The win follows from more than a decade of advocacy by STAND-L.A., a local environmental justice coalition, to stop neighborhood oil and gas drilling in Los Angeles. The vote comes on the heels of Culver City and L.A. County measures last year to initiate phase-out processes, together putting the region on track to end harmful oil and gas extraction activities.
The L.A. City Council’s motion, which was introduced by Councilmember Paul Krekorian and seconded by Council President Nury Martinez, directs the Department of City Planning to collaborate with the City Attorney’s office to draft an ordinance that:
• Prohibits new oil and gas extraction operations and
• Designates existing operations a nonconforming land use (and requires them to be phased out).
The motion also:
• Instructs the Office of Petroleum and Natural Gas Administration and Safety (OPNGAS) to hire a consultant to conduct an amortization study to determine a reasonable phase-out period;
• Directs OPNGAS to create a new city policy for plugging and remediating inactive wells within 3-5 years of the end of well operations; and
• Requires the City to participate in L.A. County’s Just Transition Taskforce, which will create job opportunities for workers employed by the oil and gas industry.
The Council’s actions will help alleviate health burdens on residents living near drill sites, who experience higher rates of asthma, sinus problems, eye burning, severe headaches, loss of sense of smell, persistent cough, and nose bleeds, among other long-term health impacts.
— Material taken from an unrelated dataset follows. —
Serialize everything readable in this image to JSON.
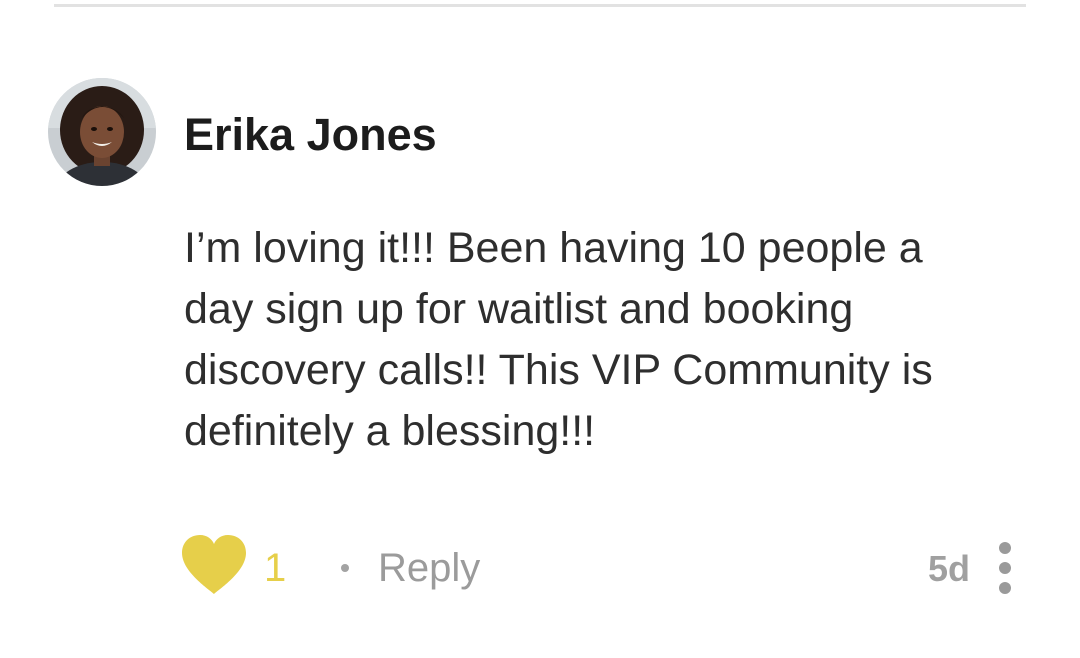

Los Angeles’ low-income communities and communities of color bear the brunt of these impacts, contributing to public health, racial justice, and environmental inequities.
The needs and priorities of these communities have been represented by organizations in the STAND-L.A. coalition, which brings together environmental, public health, housing, and community-based perspectives. Members include Physicians for Social Responsibility L.A., Communities for a Better Environment, SCOPE, Redeemer Community Partnership, Holman United Methodist Church, Black Women for Wellness, and Esperanza Community Housing. STAND-L.A.’s powerful rallying cry, “No drilling where we’re living”, and tireless organizing and power building were critical in securing this vote.
So, what happens next? Changing the designation for existing wells and prohibiting new wells will require a new ordinance to amend the City’s land use and zoning codes, a process that requires approval by the City Planning Commission, adoption by the City Council, and the Mayor’s signature before the ordinance can take effect. The amortization study will provide support for a reasonable (and legally-defensible) phase-out period for existing wells. The 2021-2022 City budget earmarked approximately $3.5 million for an amortization study of oil sites. Additionally, Culver City and L.A. County’s phase-out processes may generate best practices, and state-level action may also be on the horizon.
Over the last several years, UCLA’s Frank G. Wells Environmental Law Clinic has weighed in to explain the legal basis for local phase-out efforts. We look forward to working together with the community to advance this important goal.